The fix introduces a gcs_page_prot variable that dynamically stores the appropriate protection bits, clearing PTE_SHARED when LPA2 is detected as enabled. This approach mirrors the existing handling in the kernel's protection_map[] array. Additionally, the unused PAGE_GCS and PAGE_GCS_RO macros were removed to prevent future misuse.
Attack Vector
The vulnerability is triggered during normal kernel memory management operations involving GCS mappings on affected systems. The call trace from the panic report shows the fault occurring in the zap_huge_pmd() function during memory unmapping operations:
The crash occurs through the following execution path:
- gcs_free() initiates GCS memory cleanup
- vm_munmap() → __vm_munmap() → do_vmi_munmap() process the unmapping request
- unmap_vmas() → unmap_single_vma() → unmap_page_range() traverse the VMA structures
- zap_huge_pmd() attempts to zap a huge PMD entry and encounters the corrupted PTE
- The invalid address computation triggers a level 0 translation fault (FSC = 0x04)
This vulnerability requires local access to trigger, as it manifests during process exit or explicit memory deallocation on systems with GCS enabled.

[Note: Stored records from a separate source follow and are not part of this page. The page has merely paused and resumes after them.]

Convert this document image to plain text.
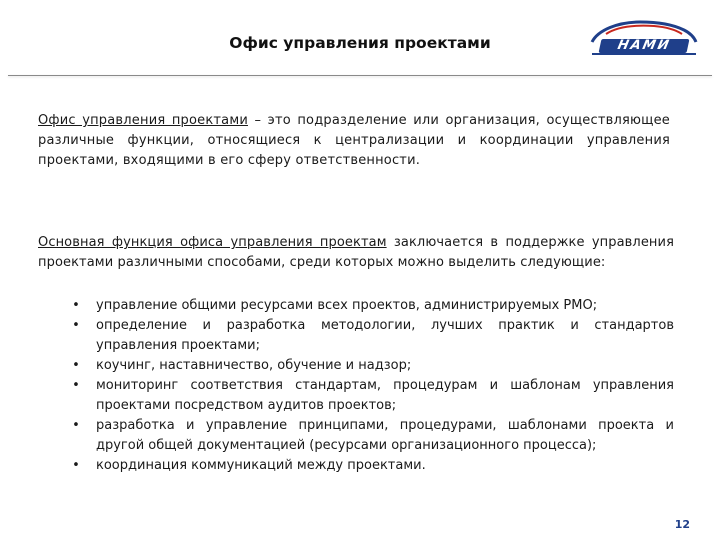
Офис управления проектами	НАМИ
Офис управления проектами – это подразделение или организация, осуществляющее различные функции, относящиеся к централизации и координации управления проектами, входящими в его сферу ответственности.
Основная функция офиса управления проектам заключается в поддержке управления проектами различными способами, среди которых можно выделить следующие:
• управление общими ресурсами всех проектов, администрируемых PMO;
• определение и разработка методологии, лучших практик и стандартов управления проектами;
• коучинг, наставничество, обучение и надзор;
• мониторинг соответствия стандартам, процедурам и шаблонам управления проектами посредством аудитов проектов;
• разработка и управление принципами, процедурами, шаблонами проекта и другой общей документацией (ресурсами организационного процесса);
• координация коммуникаций между проектами.
12
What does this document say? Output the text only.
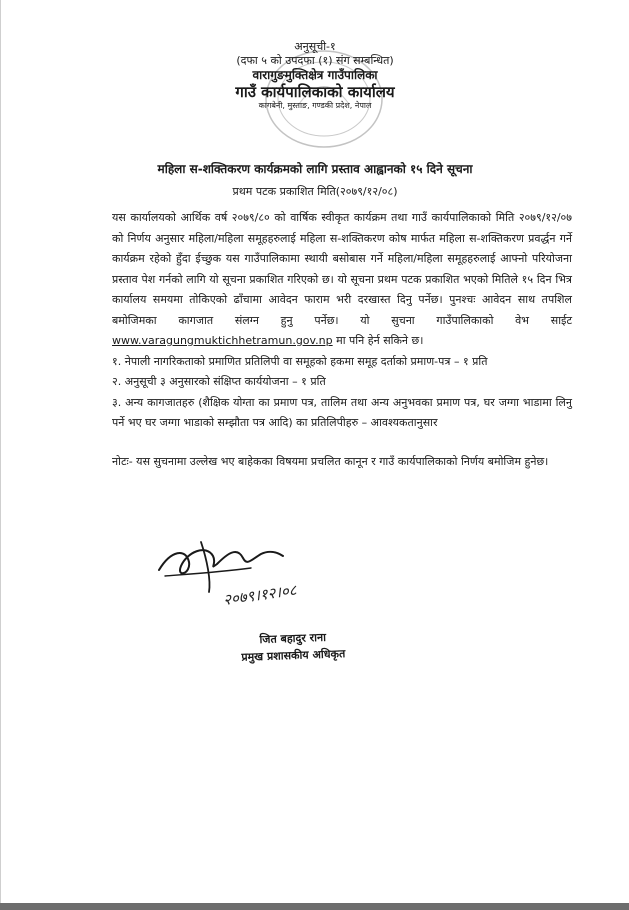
अनुसूची-१

(दफा ५ को उपदफा (१) संग सम्बन्धित)

वारागुङमुक्तिक्षेत्र गाउँपालिका

गाउँ कार्यपालिकाको कार्यालय

कागबेनी, मुस्ताङ, गण्डकी प्रदेश, नेपाल

महिला स-शक्तिकरण कार्यक्रमको लागि प्रस्ताव आह्वानको १५ दिने सूचना
प्रथम पटक प्रकाशित मिति(२०७९/१२/०८)

यस कार्यालयको आर्थिक वर्ष २०७९/८० को वार्षिक स्वीकृत कार्यक्रम तथा गाउँ कार्यपालिकाको मिति २०७९/१२/०७ को निर्णय अनुसार महिला/महिला समूहहरुलाई महिला स-शक्तिकरण कोष मार्फत महिला स-शक्तिकरण प्रवर्द्धन गर्ने कार्यक्रम रहेको हुँदा ईच्छुक यस गाउँपालिकामा स्थायी बसोबास गर्ने महिला/महिला समूहहरुलाई आफ्नो परियोजना प्रस्ताव पेश गर्नको लागि यो सूचना प्रकाशित गरिएको छ। यो सूचना प्रथम पटक प्रकाशित भएको मितिले १५ दिन भित्र कार्यालय समयमा तोकिएको ढाँचामा आवेदन फाराम भरी दरखास्त दिनु पर्नेछ। पुनश्चः आवेदन साथ तपशिल बमोजिमका कागजात संलग्न हुनु पर्नेछ। यो सुचना गाउँपालिकाको वेभ साईट www.varagungmuktichhetramun.gov.np मा पनि हेर्न सकिने छ।

१. नेपाली नागरिकताको प्रमाणित प्रतिलिपी वा समूहको हकमा समूह दर्ताको प्रमाण-पत्र – १ प्रति
२. अनुसूची ३ अनुसारको संक्षिप्त कार्ययोजना – १ प्रति
३. अन्य कागजातहरु (शैक्षिक योग्ता का प्रमाण पत्र, तालिम तथा अन्य अनुभवका प्रमाण पत्र, घर जग्गा भाडामा लिनु पर्ने भए घर जग्गा भाडाको सम्झौता पत्र आदि) का प्रतिलिपीहरु – आवश्यकतानुसार

नोटः- यस सुचनामा उल्लेख भए बाहेकका विषयमा प्रचलित कानून र गाउँ कार्यपालिकाको निर्णय बमोजिम हुनेछ।

२०७९।१२।०८
जित बहादुर राना
प्रमुख प्रशासकीय अधिकृत
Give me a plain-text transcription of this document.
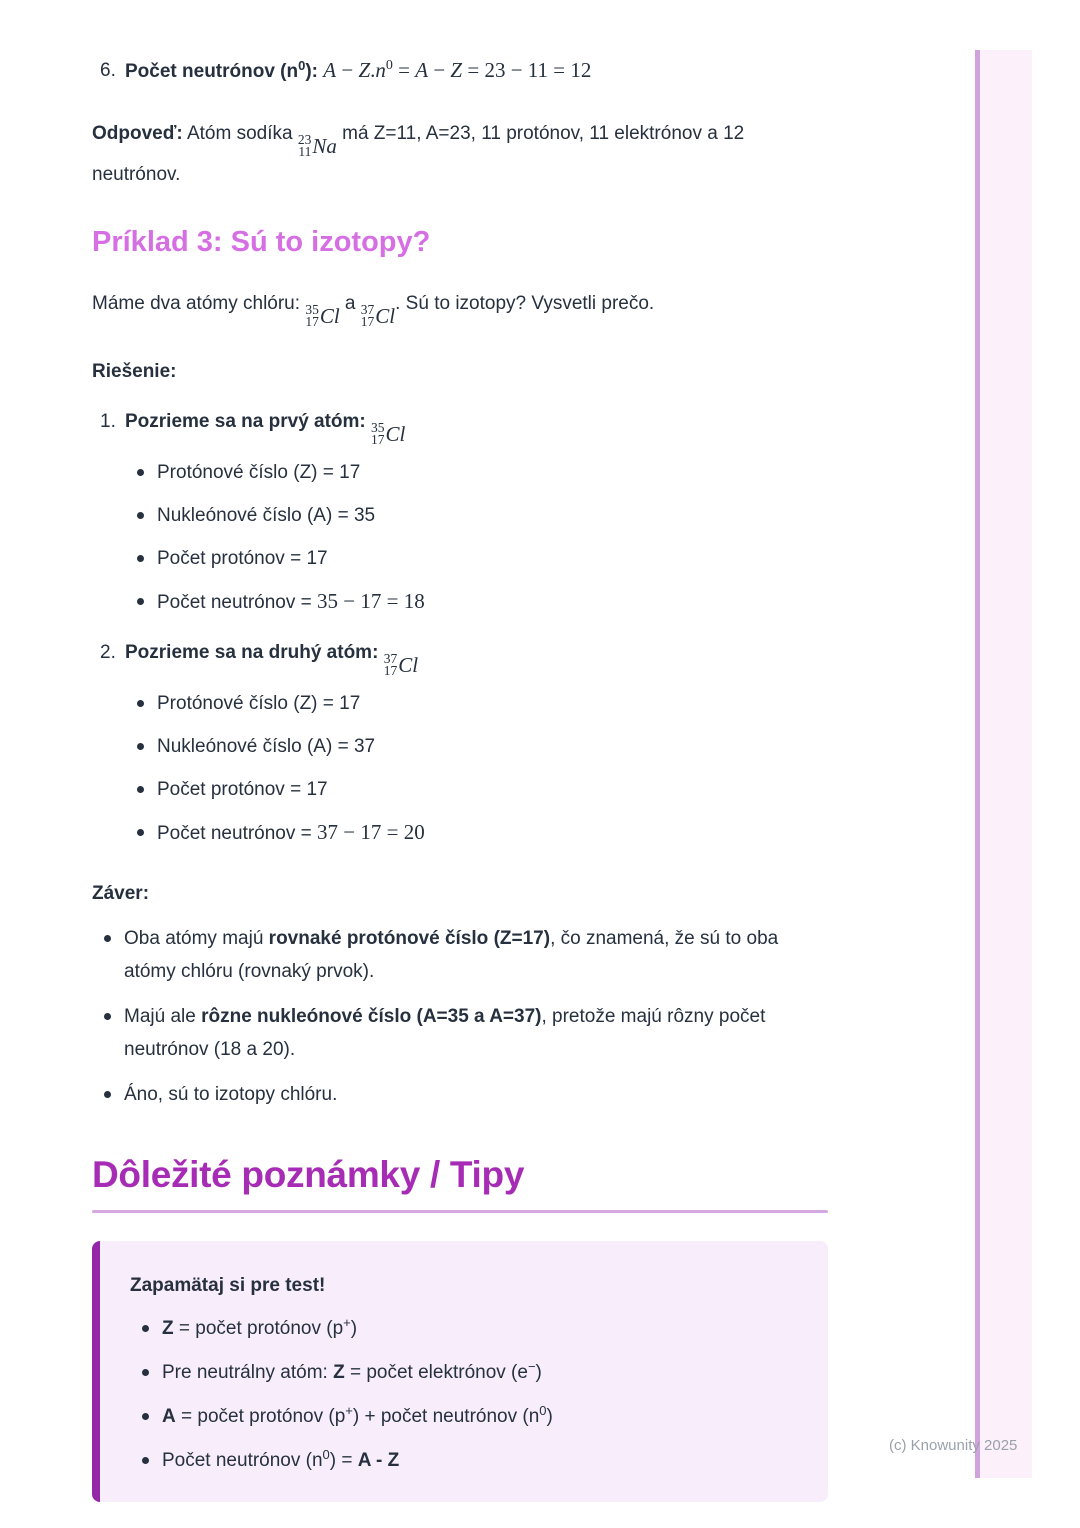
6. Počet neutrónov $(n^0)$: $A - Z.n^0 = A - Z = 23 - 11 = 12$

Odpoveď: Atóm sodíka 23
11 Na
má Z=11, A=23, 11 protónov, 11 elektrónov a 12 neutrónov.

Príklad 3: Sú to izotopy?

Máme dva atómy chlóru: 35
17 Cl
a 37
17 Cl
. Sú to izotopy? Vysvetli prečo.

Riešenie:

1. Pozrieme sa na prvý atóm: 35
17 Cl
Protónové číslo (Z) = 17
Nukleónové číslo (A) = 35
Počet protónov = 17
Počet neutrónov = 35 − 17 = 18
2. Pozrieme sa na druhý atóm: 37
17 Cl
Protónové číslo (Z) = 17
Nukleónové číslo (A) = 37
Počet protónov = 17
Počet neutrónov = 37 − 17 = 20

Záver:

Oba atómy majú rovnaké protónové číslo (Z=17), čo znamená, že sú to oba atómy chlóru (rovnaký prvok).
Majú ale rôzne nukleónové číslo (A=35 a A=37), pretože majú rôzny počet neutrónov (18 a 20).
Áno, sú to izotopy chlóru.
Dôležité poznámky / Tipy

Zapamätaj si pre test!

Z = počet protónov (p+)
Pre neutrálny atóm: Z = počet elektrónov (e−)
A = počet protónov (p+) + počet neutrónov $(n^0)$
Počet neutrónov $(n^0) = A - Z$
(c) Knowunity 2025
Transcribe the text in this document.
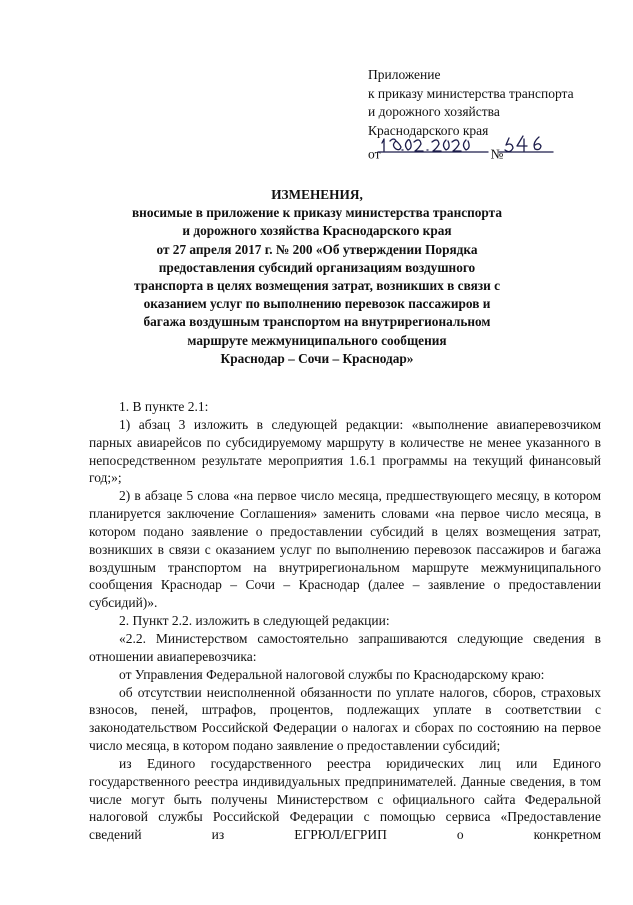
Приложение
к приказу министерства транспорта
и дорожного хозяйства
Краснодарского края
от	№
ИЗМЕНЕНИЯ,
вносимые в приложение к приказу министерства транспорта
и дорожного хозяйства Краснодарского края
от 27 апреля 2017 г. № 200 «Об утверждении Порядка
предоставления субсидий организациям воздушного
транспорта в целях возмещения затрат, возникших в связи с
оказанием услуг по выполнению перевозок пассажиров и
багажа воздушным транспортом на внутрирегиональном
маршруте межмуниципального сообщения
Краснодар – Сочи – Краснодар»
1. В пункте 2.1:
1) абзац 3 изложить в следующей редакции: «выполнение авиаперевозчиком парных авиарейсов по субсидируемому маршруту в количестве не менее указанного в непосредственном результате мероприятия 1.6.1 программы на текущий финансовый год;»;
2) в абзаце 5 слова «на первое число месяца, предшествующего месяцу, в котором планируется заключение Соглашения» заменить словами «на первое число месяца, в котором подано заявление о предоставлении субсидий в целях возмещения затрат, возникших в связи с оказанием услуг по выполнению перевозок пассажиров и багажа воздушным транспортом на внутрирегиональном маршруте межмуниципального сообщения Краснодар – Сочи – Краснодар (далее – заявление о предоставлении субсидий)».
2. Пункт 2.2. изложить в следующей редакции:
«2.2. Министерством самостоятельно запрашиваются следующие сведения в отношении авиаперевозчика:
от Управления Федеральной налоговой службы по Краснодарскому краю:
об отсутствии неисполненной обязанности по уплате налогов, сборов, страховых взносов, пеней, штрафов, процентов, подлежащих уплате в соответствии с законодательством Российской Федерации о налогах и сборах по состоянию на первое число месяца, в котором подано заявление о предоставлении субсидий;
из Единого государственного реестра юридических лиц или Единого государственного реестра индивидуальных предпринимателей. Данные сведения, в том числе могут быть получены Министерством с официального сайта Федеральной налоговой службы Российской Федерации с помощью сервиса «Предоставление сведений из ЕГРЮЛ/ЕГРИП о конкретном
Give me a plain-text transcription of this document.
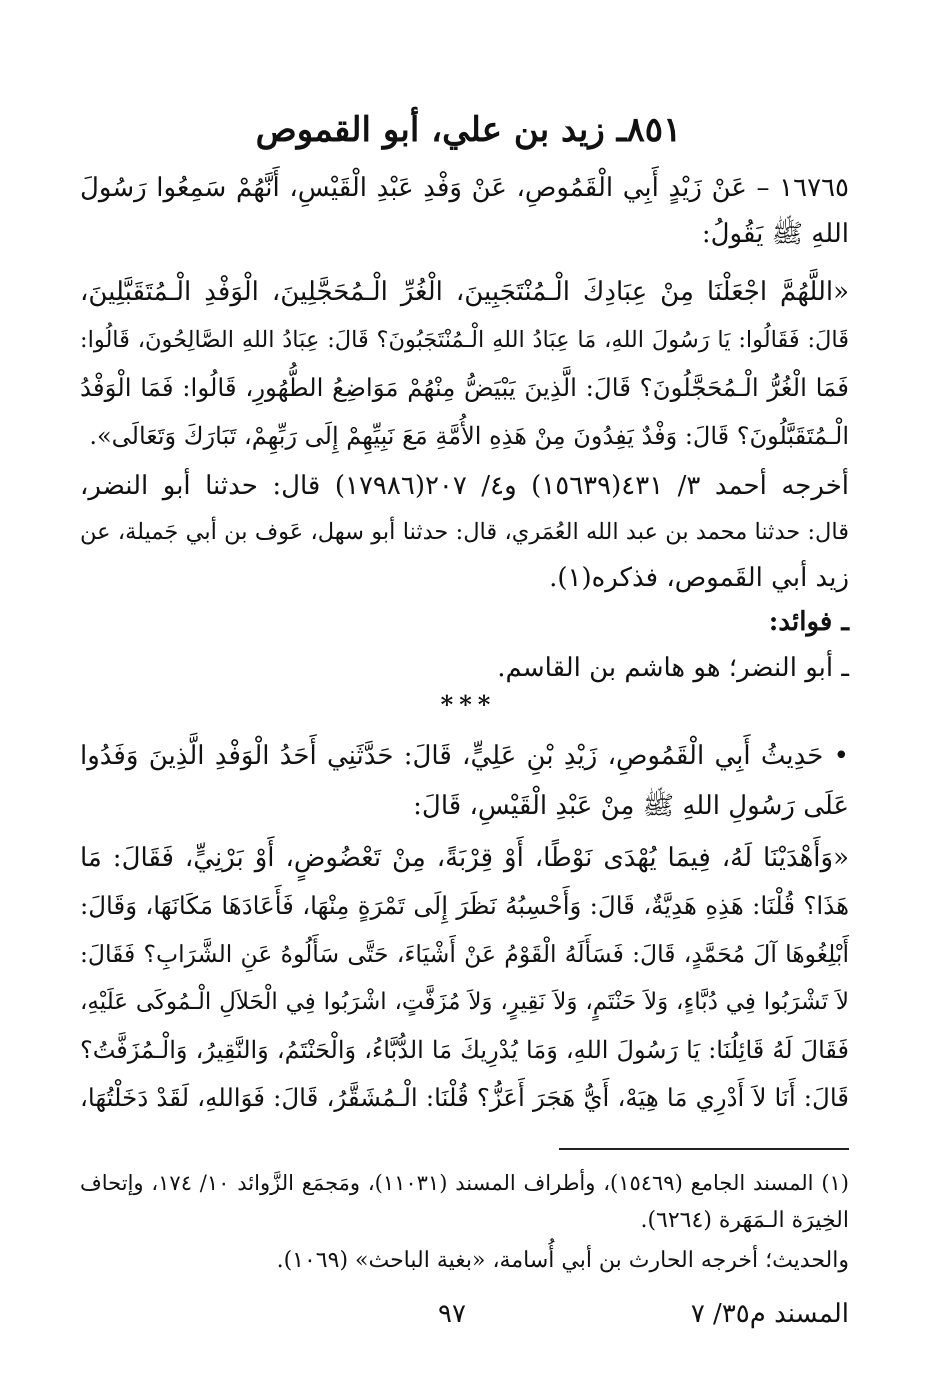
٨٥١ـ زيد بن علي، أبو القموص
١٦٧٦٥ – عَنْ زَيْدٍ أَبِي الْقَمُوصِ، عَنْ وَفْدِ عَبْدِ الْقَيْسِ، أَنَّهُمْ سَمِعُوا رَسُولَ
اللهِ ﷺ يَقُولُ:
«اللَّهُمَّ اجْعَلْنَا مِنْ عِبَادِكَ الْـمُنْتَجَبِينَ، الْغُرِّ الْـمُحَجَّلِينَ، الْوَفْدِ الْـمُتَقَبَّلِينَ،
قَالَ: فَقَالُوا: يَا رَسُولَ اللهِ، مَا عِبَادُ اللهِ الْـمُنْتَجَبُونَ؟ قَالَ: عِبَادُ اللهِ الصَّالِحُونَ، قَالُوا:
فَمَا الْغُرُّ الْـمُحَجَّلُونَ؟ قَالَ: الَّذِينَ يَبْيَضُّ مِنْهُمْ مَوَاضِعُ الطُّهُورِ، قَالُوا: فَمَا الْوَفْدُ
الْـمُتَقَبَّلُونَ؟ قَالَ: وَفْدٌ يَفِدُونَ مِنْ هَذِهِ الأُمَّةِ مَعَ نَبِيِّهِمْ إِلَى رَبِّهِمْ، تَبَارَكَ وَتَعَالَى».
أخرجه أحمد ٣/ ٤٣١(١٥٦٣٩) و٤/ ٢٠٧(١٧٩٨٦) قال: حدثنا أبو النضر،
قال: حدثنا محمد بن عبد الله العُمَري، قال: حدثنا أبو سهل، عَوف بن أبي جَميلة، عن
زيد أبي القَموص، فذكره(١).
ـ فوائد:
ـ أبو النضر؛ هو هاشم بن القاسم.
***
• حَدِيثُ أَبِي الْقَمُوصِ، زَيْدِ بْنِ عَلِيٍّ، قَالَ: حَدَّثَنِي أَحَدُ الْوَفْدِ الَّذِينَ وَفَدُوا
عَلَى رَسُولِ اللهِ ﷺ مِنْ عَبْدِ الْقَيْسِ، قَالَ:
«وَأَهْدَيْنَا لَهُ، فِيمَا يُهْدَى نَوْطًا، أَوْ قِرْبَةً، مِنْ تَعْضُوضٍ، أَوْ بَرْنِيٍّ، فَقَالَ: مَا
هَذَا؟ قُلْنَا: هَذِهِ هَدِيَّةٌ، قَالَ: وَأَحْسِبُهُ نَظَرَ إِلَى تَمْرَةٍ مِنْهَا، فَأَعَادَهَا مَكَانَهَا، وَقَالَ:
أَبْلِغُوهَا آلَ مُحَمَّدٍ، قَالَ: فَسَأَلَهُ الْقَوْمُ عَنْ أَشْيَاءَ، حَتَّى سَأَلُوهُ عَنِ الشَّرَابِ؟ فَقَالَ:
لاَ تَشْرَبُوا فِي دُبَّاءٍ، وَلاَ حَنْتَمٍ، وَلاَ نَقِيرٍ، وَلاَ مُزَفَّتٍ، اشْرَبُوا فِي الْحَلاَلِ الْـمُوكَى عَلَيْهِ،
فَقَالَ لَهُ قَائِلُنَا: يَا رَسُولَ اللهِ، وَمَا يُدْرِيكَ مَا الدُّبَّاءُ، وَالْحَنْتَمُ، وَالنَّقِيرُ، وَالْـمُزَفَّتُ؟
قَالَ: أَنَا لاَ أَدْرِي مَا هِيَهْ، أَيُّ هَجَرَ أَعَزُّ؟ قُلْنَا: الْـمُشَقَّرُ، قَالَ: فَوَاللهِ، لَقَدْ دَخَلْتُهَا،
(١) المسند الجامع (١٥٤٦٩)، وأطراف المسند (١١٠٣١)، ومَجمَع الزَّوائد ١٠/ ١٧٤، وإتحاف
الخِيرَة الـمَهَرة (٦٢٦٤).
والحديث؛ أخرجه الحارث بن أبي أُسامة، «بغية الباحث» (١٠٦٩).
٩٧	المسند م٣٥/ ٧
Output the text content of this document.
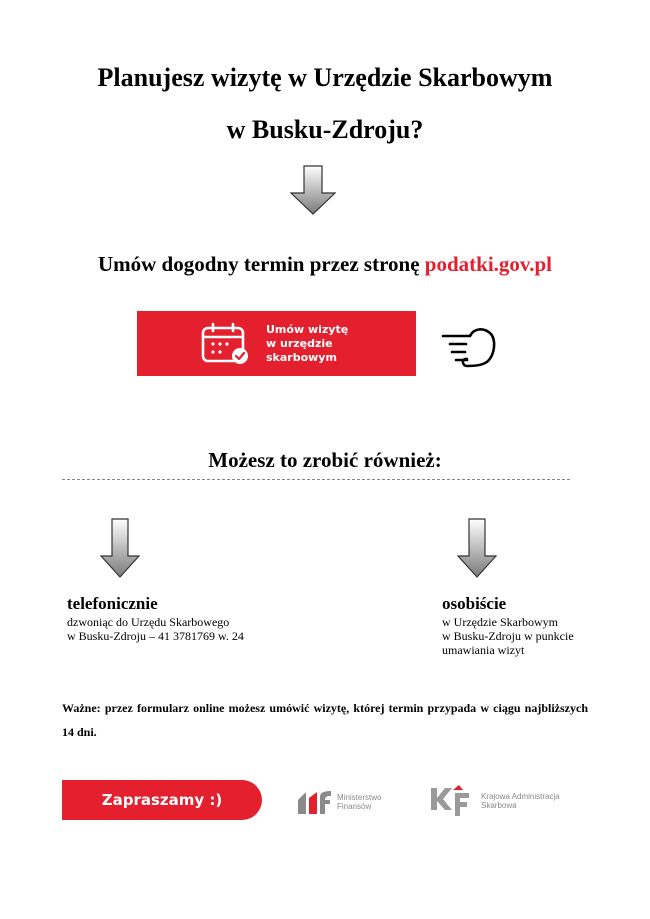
Planujesz wizytę w Urzędzie Skarbowym
w Busku-Zdroju?
Umów dogodny termin przez stronę podatki.gov.pl
Umów wizytę
w urzędzie
skarbowym
Możesz to zrobić również:
telefonicznie
dzwoniąc do Urzędu Skarbowego
w Busku-Zdroju – 41 3781769 w. 24
osobiście
w Urzędzie Skarbowym
w Busku-Zdroju w punkcie
umawiania wizyt
Ważne: przez formularz online możesz umówić wizytę, której termin przypada w ciągu najbliższych 14 dni.
Zapraszamy :)	Ministerstwo
Finansów
Krajowa Administracja
Skarbowa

Detection Methods for CVE-2026-23345
Indicators of Compromise
- Kernel panic messages containing "Unable to handle kernel paging request" with addresses in the fffff1ffc* range
- ESR values of 0x0000000096000004 indicating DABT (Data Abort) at current EL with level 0 translation fault
- Call traces showing zap_huge_pmd, gcs_free, or mm_release function involvement
- System crashes occurring specifically when processes using GCS exit or free GCS memory
Detection Strategies
- Monitor kernel logs (dmesg, /var/log/kern.log) for "level 0 translation fault" errors on arm64 systems
- Deploy monitoring for unexpected kernel panics with call traces involving gcs_* functions
- Audit system configuration for FEAT_LPA2 and GCS enablement on arm64 platforms
- Implement crash dump analysis to identify PTE-related faults in GCS memory regions
Monitoring Recommendations
- Enable kdump or similar crash dump mechanisms to capture diagnostic data during kernel panics
- Configure alerting for kernel oops messages containing arm64-specific GCS or LPA2 references
- Monitor system stability metrics on arm64 servers running kernel versions prior to the patch
- Review application logs for processes that may be using GCS features and experiencing unexpected terminations
How to Mitigate CVE-2026-23345
Immediate Actions Required
- Update to a patched Linux kernel version containing the GCS/LPA2 fix
- On unpatched systems, consider disabling GCS if operational requirements permit
- Review arm64 deployment configurations to identify systems with both FEAT_LPA2 and GCS enabled
- Prioritize patching for systems running workloads that utilize Guarded Control Stack features
Patch Information
The Linux kernel maintainers have released patches to address this vulnerability. The fix introduces a gcs_page_prot variable that stores the protection bits and conditionally clears PTE_SHARED when LPA2 is enabled. The following commits contain the fix:
Apply the appropriate patch for your kernel version and rebuild or update the kernel package.
Workarounds
- Disable Guarded Control Stack features via kernel configuration (CONFIG_ARM64_GCS=n) if not required for security purposes
- Consider disabling FEAT_LPA2 if operationally feasible, though this may impact systems requiring 52-bit virtual address space
- Implement process isolation to limit exposure of GCS-using applications on affected systems
- Deploy kernel live patching solutions if available to apply fixes without system reboots
# Check if your arm64 system has LPA2 enabled
cat /proc/cpuinfo | grep -i lpa2
# Verify GCS configuration in kernel
zcat /proc/config.gz | grep ARM64_GCS
# Monitor for related kernel panics
dmesg -w | grep -E "(translation fault|gcs_|PTE_SHARED)"
Disclaimer: This content was generated using AI. While we strive for accuracy, please verify critical information with official sources.